E’ di attualità
in Europa il concetto di “social business”, cui la Commissione europea dedica
una specifica iniziativa,
intuendo che da qui possa arrivare un contributo trainante per la ripresa
(anche) del Pil comunitario. Va detto subito a scanso di equivoci che l’“impresa
sociale” di Bruxelles è diversa da quanto disciplinato in Italia con il decreto
155 del 2006. Due le principali differenze: guardare al processo produttivo più
che a specifiche forme societarie o ambiti di intervento; nessun tabù sulla
distribuzione degli utili. Proprio le due lacune per cui, a modesto parere di
chi scrive, la legge sull’impresa sociale in Italia può considerarsi un
fallimento.
Infatti, in
Europa, a partire dalla Gran Bretagna, “social business” non fa necessariamente
rima con nonprofit. Anzi. Semmai si va affermando il concetto di “low profit”.
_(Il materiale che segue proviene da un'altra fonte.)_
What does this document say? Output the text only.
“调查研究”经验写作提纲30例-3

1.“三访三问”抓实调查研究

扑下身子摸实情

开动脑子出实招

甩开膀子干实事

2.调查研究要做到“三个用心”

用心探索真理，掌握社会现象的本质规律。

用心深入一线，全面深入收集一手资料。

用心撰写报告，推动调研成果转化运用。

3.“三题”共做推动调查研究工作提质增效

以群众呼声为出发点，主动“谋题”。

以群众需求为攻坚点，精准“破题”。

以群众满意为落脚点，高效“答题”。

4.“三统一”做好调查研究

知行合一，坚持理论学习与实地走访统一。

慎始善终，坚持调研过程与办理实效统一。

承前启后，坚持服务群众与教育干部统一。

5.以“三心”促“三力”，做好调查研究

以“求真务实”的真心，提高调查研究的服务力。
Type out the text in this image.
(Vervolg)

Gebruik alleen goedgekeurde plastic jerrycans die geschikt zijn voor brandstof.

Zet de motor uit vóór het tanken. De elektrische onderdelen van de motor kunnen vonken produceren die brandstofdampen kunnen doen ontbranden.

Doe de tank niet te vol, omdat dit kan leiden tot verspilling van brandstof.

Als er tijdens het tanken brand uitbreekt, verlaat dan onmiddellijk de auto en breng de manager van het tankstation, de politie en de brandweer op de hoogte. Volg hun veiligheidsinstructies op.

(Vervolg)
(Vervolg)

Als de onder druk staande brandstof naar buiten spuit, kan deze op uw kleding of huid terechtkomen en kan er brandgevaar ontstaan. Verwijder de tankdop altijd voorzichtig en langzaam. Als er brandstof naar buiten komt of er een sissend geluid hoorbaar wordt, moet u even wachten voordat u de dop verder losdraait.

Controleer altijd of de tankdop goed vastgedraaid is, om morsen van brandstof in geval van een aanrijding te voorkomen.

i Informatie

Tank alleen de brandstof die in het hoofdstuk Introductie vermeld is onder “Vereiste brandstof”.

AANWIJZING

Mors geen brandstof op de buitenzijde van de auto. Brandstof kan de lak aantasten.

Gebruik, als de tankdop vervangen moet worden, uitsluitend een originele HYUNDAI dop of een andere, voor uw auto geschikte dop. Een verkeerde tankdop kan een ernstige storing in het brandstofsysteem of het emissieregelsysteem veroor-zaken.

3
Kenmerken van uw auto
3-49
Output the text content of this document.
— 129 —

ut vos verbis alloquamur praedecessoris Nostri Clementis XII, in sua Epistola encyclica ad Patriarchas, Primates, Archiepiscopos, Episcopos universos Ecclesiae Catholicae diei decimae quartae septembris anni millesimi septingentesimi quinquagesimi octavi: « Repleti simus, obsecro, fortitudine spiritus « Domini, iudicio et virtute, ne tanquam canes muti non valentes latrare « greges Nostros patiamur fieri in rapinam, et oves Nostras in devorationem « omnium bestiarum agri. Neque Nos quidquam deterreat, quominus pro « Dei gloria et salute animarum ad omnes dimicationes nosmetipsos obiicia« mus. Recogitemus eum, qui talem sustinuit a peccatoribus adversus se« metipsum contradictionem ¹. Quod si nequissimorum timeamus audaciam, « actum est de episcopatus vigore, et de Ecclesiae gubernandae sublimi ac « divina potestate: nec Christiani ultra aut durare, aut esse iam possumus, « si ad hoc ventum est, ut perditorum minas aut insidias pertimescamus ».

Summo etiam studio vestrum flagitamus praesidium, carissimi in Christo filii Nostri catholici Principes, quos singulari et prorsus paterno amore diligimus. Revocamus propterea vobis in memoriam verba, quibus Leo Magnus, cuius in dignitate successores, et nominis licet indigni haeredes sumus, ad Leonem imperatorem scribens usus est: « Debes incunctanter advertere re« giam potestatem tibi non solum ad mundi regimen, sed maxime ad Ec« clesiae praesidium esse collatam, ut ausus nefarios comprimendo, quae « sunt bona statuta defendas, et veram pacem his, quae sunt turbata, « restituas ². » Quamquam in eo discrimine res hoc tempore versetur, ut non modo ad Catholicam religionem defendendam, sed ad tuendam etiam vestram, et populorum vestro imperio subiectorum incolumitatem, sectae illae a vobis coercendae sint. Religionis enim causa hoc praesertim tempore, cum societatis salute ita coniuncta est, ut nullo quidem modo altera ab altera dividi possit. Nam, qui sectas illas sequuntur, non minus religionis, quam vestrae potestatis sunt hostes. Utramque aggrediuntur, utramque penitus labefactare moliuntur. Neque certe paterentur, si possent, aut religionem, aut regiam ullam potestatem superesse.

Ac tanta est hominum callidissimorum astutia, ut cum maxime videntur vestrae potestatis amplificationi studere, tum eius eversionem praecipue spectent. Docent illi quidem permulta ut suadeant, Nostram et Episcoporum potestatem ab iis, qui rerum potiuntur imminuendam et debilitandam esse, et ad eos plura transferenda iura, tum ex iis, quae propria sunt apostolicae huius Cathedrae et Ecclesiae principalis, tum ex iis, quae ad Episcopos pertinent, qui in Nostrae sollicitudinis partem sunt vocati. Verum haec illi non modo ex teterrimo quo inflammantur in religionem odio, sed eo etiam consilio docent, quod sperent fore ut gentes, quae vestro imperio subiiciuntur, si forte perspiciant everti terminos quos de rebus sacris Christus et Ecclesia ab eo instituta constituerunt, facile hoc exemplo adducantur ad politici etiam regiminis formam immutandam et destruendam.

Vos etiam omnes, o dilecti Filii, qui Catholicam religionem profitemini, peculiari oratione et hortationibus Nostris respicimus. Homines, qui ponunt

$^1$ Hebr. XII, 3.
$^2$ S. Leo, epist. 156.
Utili cioè se ne possono distribuire, purché in modo contenuto, limitato dal
buon senso o da tetti fissati da norme o regolamentazione secondaria. Così non
si allontanano gli investitori (anche sociali) e non si disincentiva l’efficienza
finanziaria delle aziende (seppur sociali).
Certo, c’è il
rischio di un po’ di confusione iniziale: se il terzo settore, per come lo
abbiamo sempre inteso, è a cavallo tra stato e mercato, il “social business” è
a cavallo tra i tre! Potrebbe essere profit o nonprofit, privato o pubblico
(entro certi limiti). Sicuramente non è scontato considerare “social” tutto ciò
che è nonprofit. E la partita si complica non poco per la definizione di ogni
quadro di regolamentazione.
Ma offre anche
grandi opportunità. Il lavoro di Bruxelles, infatti, mira a definire politiche
di indirizzo e strumenti di incentivo che possano rientrare nel pacchetto che
dal 2014 al 2020 sarà a disposizione degli stati membri.
Così si parla di
finanziamenti, accesso al credito, mercato dei capitali, microcredito. Anche
qui con il rischio di qualche confusione. I funzionari europei, ad esempio,
continuano a citare il programma Progress
del Fondo europeo degli investimenti (FEI) come modello di intervento per il
social business. Ma Progress supporta
gli intermediari finanziari che vogliono fare microcredito in un’accezione
tradizionale del termine: prestiti fino a 25 mila euro a microimprese (a
proposito: il primo contratto col FEI in Italia lo ha firmato a luglio scorso la
BCC di Mediocrati, che opera in Calabria). Pur riconoscendo il valore sociale
dell’autoimpiego, non è chiaro cosa c’entrino un piccolo artigiano o un
commerciate con l’idea di social business
che la stessa Commissione declina come “quell’attività d’impresa il cui principale
obiettivo è l’impatto sociale più che la generazione di profitti per i propri
soci”. O ancora come imprese che “sono gestite secondo modalità trasparenti e
partecipate, coinvolgendo lavoratori, consumatori, portatori d’interesse”.
Questa attenzione ai
“processi” di partecipazione non può non richiamare alla mente la forma
cooperativa, in qualche modo la mamma di ogni “impresa sociale”. La sfida di
Bruxelles, che merita di essere incoraggiata, è capire se può essere
regolamentata quella contaminazione virtuosa che, da sempre, nel mercato esiste
tra le migliori pratiche della cooperazione e gli stili organizzativi e
manageriali delle imprese di capitali.
Anche per questo risulta cruciale
novità, per noi italiani, la flessibilità con cui Bruxelles gestisce la
questione degli utili, con l’idea di “low profit”. Fondamentale per attrarre
capitali privati verso imprese innovative dal punto di vista sociale e
ambientale, dunque favorirne lo start-up, la crescita, il consolidamento. E
importante anche per promuovere la nascita di mercati dei capitali
“responsabili”, che non siano costretti a inseguire in borsa le quotate “meno
peggio” ma possano fare un virtuoso cherry-picking
tra le migliori pratiche.
Funzionerà? C’è da augurarselo
nell’interesse dei tanti innovatori sociali che in Italia non sono mai mancati.